JupyterLite makes open source data analysis ubiquitous
Jupyter Notebooks are extremely popular tool for manipulating, analyzing and visualizing data. JupyterLab, the currently maintained Notebook environment by Project Jupyter, can be scaled to large number of users when deployed with JupyterHub on Kubernetes. All open source.
But soon providing the core Jupyter Notebook features will be much easier.
JupyterLite is a JupyterLab distribution that runs entirely in the web browser, backed by in-browser language kernels. It is an unofficial Jupyter project, but being developed by the core Jupyter developers. It reboots and combines knowledge from several attempts at making a full static Jupyter distribution that runs in the browser.
This time for real.
Embedded, frictionless and still powerful
Example should help to understand the possibilities of in-browser JupyterLab environment. For that, I spent some time composing Camunda Cockpit Plugin Jupyter, which integrates JupyterLite as an embedded application right inside Camunda Platform’s process management interface:
Camunda Platform is an open source framework and engine for workflow and decision automation with BPMN and DMN. By its nature, it gathers a lot of historic data from the digitized business processes.
Understanding and analyzing that data is the key to optimize and develop those processes further.
JupyterLite makes it possible to remove all friction from Jupter-capable users to start understanding and analyzing their data:
Because JupyterLite runs completely in-browser, there is no backend server resource allocation needed upfront.
For the same reason, there is no need for the users to install anything. Launching embedded JupyterLite from the host application could as simple as a single mouse click.
Embedded JupyterLite re-uses authentication and authorization from its host application. For example, on Camunda Cockpit, JupyterLite uses the existing Camunda Cockpit browser session for calling Camunda REST API. Therefore users can analyze just the data they are allowed to see with single sign-on.
As simple as it could be.
JupyterLite ships with an in-browser Python 3 environment (“kernel”), which is based on WASM compiled CPython, Pyodide. Pyodide brings along the best of the Python scientific stack including NumPy, Pandas, Matplotlib, SciPy and scikit-learn. That’s quite a collection of state-of-art open source data-analysis libraries, with also basic machine-learning capabilities.
In addition to Matplotlib, JupyterLite supports also Altair, bqplot and Plotly interactive visualization libraries.
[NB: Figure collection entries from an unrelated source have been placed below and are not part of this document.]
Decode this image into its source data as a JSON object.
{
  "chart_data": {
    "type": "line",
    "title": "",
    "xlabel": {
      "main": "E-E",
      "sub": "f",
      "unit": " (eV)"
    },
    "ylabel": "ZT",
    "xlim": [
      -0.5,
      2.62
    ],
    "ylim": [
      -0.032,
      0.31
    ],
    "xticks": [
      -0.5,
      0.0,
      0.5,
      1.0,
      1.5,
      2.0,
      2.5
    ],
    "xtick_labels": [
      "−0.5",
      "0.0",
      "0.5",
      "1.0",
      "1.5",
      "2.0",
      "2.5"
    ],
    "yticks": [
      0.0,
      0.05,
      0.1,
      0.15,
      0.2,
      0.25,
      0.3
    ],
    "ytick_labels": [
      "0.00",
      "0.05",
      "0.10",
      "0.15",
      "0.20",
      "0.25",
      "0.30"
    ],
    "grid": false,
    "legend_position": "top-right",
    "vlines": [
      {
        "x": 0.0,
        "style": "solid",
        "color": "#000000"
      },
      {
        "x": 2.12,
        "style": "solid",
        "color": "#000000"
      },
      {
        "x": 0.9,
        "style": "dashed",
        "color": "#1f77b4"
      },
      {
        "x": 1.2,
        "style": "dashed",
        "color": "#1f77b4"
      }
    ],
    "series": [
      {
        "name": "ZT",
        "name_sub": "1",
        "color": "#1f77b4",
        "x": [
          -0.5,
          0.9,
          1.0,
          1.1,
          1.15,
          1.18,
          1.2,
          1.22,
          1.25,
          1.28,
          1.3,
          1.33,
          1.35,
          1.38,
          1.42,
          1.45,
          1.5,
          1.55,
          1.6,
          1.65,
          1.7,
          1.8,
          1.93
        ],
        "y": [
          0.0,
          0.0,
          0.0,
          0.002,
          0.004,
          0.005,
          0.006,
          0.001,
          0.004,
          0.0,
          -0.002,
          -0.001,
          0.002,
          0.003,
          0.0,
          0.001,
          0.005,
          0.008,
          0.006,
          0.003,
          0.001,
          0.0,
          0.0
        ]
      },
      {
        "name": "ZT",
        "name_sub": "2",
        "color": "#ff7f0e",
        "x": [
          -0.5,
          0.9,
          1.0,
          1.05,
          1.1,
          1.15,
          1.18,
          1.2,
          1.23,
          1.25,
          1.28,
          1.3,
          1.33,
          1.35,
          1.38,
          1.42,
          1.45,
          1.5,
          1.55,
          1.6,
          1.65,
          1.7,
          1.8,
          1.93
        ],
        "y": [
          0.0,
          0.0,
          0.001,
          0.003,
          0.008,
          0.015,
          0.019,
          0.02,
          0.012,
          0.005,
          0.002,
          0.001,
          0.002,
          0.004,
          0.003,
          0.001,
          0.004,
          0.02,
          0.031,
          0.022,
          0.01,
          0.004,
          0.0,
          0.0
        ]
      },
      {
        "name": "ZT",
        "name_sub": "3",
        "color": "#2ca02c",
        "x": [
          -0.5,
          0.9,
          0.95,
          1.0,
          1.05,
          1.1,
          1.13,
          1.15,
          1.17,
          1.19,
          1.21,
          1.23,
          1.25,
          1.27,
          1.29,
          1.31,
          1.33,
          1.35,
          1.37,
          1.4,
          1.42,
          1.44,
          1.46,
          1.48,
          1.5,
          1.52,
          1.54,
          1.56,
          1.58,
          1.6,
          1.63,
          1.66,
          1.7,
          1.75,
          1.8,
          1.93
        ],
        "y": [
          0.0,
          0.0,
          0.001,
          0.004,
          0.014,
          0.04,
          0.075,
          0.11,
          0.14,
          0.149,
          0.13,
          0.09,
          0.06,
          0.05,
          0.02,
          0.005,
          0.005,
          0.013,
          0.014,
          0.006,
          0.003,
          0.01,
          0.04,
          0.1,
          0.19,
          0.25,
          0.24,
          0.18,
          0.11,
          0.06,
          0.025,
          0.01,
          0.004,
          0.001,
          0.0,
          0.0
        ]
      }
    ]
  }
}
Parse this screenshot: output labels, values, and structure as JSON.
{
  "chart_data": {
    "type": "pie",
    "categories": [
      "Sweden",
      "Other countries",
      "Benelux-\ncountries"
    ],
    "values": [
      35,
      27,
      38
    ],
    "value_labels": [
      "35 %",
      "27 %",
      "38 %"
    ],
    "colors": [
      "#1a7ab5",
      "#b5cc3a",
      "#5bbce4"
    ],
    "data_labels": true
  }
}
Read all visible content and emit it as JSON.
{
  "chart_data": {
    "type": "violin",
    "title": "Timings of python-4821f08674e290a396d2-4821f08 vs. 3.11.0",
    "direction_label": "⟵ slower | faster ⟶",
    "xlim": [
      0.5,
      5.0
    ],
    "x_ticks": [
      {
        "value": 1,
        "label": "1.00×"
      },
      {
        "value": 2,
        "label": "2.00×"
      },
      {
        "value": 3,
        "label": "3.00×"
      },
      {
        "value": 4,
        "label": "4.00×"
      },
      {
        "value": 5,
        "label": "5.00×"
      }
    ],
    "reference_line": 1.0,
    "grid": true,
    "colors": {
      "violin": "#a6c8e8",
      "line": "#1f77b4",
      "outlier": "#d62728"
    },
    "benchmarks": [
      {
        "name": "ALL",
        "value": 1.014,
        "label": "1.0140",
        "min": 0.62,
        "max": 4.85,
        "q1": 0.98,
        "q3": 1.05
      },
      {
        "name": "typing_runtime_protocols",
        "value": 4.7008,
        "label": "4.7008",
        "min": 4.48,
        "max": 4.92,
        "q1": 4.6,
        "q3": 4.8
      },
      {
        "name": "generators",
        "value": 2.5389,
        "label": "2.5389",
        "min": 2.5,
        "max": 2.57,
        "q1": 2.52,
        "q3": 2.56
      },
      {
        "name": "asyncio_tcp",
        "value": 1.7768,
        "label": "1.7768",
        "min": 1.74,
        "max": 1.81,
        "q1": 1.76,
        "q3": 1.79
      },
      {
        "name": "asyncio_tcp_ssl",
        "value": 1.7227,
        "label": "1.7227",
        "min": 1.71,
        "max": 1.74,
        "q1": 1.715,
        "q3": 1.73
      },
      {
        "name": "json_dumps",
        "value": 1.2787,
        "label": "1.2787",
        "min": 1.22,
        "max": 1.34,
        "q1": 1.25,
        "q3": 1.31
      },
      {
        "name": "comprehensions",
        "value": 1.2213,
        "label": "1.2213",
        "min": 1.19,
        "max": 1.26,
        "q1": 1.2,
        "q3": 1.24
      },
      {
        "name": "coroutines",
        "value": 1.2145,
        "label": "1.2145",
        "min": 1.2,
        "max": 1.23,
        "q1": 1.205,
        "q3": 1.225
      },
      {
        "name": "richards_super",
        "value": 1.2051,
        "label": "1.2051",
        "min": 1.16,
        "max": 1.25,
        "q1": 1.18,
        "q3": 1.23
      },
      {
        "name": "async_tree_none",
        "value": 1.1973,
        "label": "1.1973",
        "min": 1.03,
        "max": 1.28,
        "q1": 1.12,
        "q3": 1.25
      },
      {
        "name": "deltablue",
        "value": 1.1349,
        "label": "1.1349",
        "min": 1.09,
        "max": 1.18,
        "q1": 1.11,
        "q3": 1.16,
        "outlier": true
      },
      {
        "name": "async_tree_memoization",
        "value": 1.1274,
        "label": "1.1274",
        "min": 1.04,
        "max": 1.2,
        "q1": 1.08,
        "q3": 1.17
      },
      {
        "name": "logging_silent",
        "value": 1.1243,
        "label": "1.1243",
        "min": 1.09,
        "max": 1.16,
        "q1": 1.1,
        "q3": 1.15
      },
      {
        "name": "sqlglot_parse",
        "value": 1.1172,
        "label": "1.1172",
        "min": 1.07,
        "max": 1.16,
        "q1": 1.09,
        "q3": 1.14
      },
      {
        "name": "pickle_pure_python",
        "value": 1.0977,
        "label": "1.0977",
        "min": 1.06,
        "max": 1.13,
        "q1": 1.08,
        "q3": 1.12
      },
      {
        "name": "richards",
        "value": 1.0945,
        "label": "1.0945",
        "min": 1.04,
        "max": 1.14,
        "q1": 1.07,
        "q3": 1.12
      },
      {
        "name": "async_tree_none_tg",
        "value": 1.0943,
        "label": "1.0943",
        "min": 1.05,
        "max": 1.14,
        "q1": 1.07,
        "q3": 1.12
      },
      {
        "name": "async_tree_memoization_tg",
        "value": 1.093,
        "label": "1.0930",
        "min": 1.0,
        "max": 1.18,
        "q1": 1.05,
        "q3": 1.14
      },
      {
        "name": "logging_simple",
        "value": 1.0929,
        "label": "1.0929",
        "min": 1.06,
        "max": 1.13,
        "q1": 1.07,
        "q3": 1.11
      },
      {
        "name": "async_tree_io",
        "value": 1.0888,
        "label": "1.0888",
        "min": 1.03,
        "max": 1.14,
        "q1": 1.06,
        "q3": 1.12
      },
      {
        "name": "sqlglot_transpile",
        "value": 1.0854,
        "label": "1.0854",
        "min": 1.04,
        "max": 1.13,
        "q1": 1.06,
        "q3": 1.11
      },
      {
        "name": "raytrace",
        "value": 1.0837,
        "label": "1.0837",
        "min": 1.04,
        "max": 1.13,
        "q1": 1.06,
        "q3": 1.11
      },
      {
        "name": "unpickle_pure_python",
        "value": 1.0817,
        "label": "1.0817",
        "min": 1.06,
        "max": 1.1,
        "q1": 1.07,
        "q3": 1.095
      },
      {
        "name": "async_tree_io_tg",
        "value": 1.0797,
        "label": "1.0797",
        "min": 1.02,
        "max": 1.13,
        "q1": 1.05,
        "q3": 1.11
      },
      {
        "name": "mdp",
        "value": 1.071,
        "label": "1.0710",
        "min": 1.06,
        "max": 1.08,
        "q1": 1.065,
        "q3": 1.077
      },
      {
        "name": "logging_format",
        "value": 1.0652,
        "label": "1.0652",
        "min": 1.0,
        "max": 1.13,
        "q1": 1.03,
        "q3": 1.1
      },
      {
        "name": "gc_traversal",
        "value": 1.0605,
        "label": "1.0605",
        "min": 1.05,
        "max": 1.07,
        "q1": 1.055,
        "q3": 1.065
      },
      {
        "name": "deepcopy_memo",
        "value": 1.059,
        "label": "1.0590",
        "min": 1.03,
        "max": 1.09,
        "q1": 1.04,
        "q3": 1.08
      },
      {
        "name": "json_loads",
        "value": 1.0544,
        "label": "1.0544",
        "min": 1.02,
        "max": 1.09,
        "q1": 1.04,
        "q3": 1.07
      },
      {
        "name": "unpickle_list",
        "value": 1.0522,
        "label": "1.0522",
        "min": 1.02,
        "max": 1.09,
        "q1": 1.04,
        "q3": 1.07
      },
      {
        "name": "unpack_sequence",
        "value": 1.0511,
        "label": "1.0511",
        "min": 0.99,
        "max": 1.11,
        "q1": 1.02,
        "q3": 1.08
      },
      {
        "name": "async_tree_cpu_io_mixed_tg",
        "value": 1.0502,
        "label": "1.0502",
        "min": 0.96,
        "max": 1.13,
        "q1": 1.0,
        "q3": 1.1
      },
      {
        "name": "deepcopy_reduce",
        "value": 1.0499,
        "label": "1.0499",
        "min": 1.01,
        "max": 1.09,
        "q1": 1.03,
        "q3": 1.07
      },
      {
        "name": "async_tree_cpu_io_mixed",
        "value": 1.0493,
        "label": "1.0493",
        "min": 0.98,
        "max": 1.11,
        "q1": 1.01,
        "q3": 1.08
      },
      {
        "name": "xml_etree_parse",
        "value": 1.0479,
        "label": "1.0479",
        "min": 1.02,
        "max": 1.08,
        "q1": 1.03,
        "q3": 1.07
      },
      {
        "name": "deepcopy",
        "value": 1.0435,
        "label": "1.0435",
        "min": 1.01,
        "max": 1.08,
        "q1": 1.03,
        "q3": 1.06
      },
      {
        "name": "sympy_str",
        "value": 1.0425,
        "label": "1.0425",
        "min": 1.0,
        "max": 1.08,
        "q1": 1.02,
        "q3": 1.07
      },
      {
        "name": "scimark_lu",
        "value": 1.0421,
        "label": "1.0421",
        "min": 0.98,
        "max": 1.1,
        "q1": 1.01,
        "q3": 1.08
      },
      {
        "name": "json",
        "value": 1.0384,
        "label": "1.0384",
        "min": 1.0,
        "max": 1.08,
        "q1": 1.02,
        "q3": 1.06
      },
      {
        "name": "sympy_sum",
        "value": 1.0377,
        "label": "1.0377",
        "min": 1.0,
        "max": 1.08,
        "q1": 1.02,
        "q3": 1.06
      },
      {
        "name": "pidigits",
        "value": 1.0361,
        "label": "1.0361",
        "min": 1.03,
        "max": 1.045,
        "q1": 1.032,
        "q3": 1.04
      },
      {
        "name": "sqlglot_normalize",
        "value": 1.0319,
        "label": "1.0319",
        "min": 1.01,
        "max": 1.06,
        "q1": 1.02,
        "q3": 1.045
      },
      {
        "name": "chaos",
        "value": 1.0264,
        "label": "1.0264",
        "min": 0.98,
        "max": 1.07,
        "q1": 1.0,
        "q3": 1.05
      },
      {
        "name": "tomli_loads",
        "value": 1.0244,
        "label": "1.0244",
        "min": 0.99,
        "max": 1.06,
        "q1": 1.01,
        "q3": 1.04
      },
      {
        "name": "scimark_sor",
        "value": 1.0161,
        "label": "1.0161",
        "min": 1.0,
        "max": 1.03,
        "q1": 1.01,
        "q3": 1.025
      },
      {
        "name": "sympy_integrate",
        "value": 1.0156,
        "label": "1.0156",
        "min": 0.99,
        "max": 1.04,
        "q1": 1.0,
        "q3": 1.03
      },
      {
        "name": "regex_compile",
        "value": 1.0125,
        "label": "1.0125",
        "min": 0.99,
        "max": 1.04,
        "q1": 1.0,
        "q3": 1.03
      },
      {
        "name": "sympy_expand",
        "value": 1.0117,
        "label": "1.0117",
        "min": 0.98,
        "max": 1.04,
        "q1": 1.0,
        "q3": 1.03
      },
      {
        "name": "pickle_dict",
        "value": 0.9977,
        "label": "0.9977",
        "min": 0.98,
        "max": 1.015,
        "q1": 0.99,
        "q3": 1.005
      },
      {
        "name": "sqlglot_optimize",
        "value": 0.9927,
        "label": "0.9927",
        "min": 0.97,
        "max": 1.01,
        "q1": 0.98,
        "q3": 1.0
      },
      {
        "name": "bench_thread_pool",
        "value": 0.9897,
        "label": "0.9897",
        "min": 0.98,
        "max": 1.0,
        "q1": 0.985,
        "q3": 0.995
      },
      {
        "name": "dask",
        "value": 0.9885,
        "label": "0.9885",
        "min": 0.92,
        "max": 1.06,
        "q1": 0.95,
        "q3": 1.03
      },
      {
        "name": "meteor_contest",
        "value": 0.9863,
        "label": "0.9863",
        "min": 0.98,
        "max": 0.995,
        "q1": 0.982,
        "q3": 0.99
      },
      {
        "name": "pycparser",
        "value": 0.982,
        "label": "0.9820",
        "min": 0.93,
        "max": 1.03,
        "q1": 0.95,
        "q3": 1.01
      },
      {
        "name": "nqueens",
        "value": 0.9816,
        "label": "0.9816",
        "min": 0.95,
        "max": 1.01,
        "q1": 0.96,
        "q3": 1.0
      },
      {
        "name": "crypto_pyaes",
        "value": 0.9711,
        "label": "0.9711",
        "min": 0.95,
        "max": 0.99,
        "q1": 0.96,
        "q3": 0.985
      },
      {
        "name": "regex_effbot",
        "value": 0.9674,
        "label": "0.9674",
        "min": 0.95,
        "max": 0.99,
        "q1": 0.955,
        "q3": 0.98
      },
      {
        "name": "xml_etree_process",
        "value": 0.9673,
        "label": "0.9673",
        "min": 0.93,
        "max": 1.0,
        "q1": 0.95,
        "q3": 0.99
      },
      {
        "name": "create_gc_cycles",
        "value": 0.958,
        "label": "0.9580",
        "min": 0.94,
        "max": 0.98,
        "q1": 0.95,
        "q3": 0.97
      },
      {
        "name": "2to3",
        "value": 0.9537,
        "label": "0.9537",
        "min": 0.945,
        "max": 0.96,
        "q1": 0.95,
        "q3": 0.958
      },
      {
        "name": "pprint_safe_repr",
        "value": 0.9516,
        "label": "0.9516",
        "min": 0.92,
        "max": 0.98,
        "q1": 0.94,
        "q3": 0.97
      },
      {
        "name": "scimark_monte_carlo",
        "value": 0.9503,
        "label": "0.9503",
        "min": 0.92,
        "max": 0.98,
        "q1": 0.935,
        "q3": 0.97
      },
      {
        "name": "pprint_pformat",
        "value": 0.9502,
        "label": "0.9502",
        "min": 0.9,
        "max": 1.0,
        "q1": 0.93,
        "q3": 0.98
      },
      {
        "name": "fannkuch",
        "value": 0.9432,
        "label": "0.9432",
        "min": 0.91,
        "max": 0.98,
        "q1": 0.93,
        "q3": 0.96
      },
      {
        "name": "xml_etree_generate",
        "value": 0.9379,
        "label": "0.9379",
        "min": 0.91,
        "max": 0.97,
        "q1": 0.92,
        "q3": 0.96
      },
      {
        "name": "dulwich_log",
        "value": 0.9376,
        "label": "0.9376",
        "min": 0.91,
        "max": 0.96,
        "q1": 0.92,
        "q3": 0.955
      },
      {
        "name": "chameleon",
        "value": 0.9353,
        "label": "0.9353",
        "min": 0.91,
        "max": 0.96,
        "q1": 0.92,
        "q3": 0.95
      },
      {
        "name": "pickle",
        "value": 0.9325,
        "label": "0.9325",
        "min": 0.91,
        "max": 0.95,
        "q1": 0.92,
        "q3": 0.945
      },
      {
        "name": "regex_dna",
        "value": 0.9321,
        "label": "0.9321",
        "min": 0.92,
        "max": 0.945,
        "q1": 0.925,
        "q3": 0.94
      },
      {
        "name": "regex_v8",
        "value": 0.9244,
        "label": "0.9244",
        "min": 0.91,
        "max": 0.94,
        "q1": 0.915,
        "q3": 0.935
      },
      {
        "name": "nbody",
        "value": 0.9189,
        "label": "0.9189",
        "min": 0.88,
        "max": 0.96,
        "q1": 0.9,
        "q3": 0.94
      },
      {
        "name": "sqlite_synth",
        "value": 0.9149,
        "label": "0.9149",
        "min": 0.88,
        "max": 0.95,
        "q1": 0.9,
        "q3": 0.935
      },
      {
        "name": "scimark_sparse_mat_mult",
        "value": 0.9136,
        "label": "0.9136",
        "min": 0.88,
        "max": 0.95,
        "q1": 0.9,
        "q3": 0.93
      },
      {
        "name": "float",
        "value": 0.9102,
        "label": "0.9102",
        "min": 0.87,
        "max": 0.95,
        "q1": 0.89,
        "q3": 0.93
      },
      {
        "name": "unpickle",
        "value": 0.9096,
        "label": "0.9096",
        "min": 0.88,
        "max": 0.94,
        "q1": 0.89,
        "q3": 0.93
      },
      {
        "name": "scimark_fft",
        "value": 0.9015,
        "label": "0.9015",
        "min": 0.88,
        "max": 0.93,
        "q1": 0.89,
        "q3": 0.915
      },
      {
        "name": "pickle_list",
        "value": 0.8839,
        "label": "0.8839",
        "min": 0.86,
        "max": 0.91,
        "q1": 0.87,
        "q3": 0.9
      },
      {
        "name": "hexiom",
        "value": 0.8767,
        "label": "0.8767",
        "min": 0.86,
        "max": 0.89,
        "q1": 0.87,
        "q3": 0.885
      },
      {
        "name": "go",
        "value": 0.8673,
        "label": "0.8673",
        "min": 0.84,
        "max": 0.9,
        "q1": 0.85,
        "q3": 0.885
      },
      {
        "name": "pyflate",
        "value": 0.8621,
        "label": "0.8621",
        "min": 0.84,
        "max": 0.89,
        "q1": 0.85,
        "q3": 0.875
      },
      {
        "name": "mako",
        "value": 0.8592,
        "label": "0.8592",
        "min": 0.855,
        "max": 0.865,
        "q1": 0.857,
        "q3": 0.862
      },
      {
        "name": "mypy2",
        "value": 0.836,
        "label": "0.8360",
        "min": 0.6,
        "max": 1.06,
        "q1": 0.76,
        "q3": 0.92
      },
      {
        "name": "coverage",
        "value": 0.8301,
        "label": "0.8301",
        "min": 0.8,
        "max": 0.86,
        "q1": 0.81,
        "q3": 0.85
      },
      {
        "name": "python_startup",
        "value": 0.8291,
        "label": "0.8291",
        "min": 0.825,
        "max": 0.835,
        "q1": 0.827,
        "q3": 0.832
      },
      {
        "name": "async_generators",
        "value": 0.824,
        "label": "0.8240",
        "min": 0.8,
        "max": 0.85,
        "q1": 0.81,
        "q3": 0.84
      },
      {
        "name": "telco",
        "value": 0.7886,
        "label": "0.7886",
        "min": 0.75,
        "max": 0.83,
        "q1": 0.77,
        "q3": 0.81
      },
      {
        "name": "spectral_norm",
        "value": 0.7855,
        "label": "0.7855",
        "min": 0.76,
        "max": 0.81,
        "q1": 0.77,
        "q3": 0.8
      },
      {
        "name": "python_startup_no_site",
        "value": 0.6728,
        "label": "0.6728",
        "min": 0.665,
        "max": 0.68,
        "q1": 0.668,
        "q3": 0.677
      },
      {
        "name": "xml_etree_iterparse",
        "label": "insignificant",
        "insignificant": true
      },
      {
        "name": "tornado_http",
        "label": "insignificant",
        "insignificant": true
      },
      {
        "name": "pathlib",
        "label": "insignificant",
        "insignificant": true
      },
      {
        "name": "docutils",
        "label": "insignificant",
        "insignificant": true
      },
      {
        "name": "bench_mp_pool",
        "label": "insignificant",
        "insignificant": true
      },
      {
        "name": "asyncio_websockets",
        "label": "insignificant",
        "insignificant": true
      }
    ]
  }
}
And, of course, ipywidgets, the generic Jupyter widget library for building ad-hoc user interfaces.
One more thing…
Well, I would not be blogging about this, if JupyterLite was not also capable of running Robot Framework. Robot Framework support makes embedded JupyterLite capable of many kind of scripting and maintenance tasks, which would benefit from Robot Framework’s awesome step-by-step logging. (But, for now, don’t expect many Robot Framework ecosystem packages to be compatible with in-browser execution.)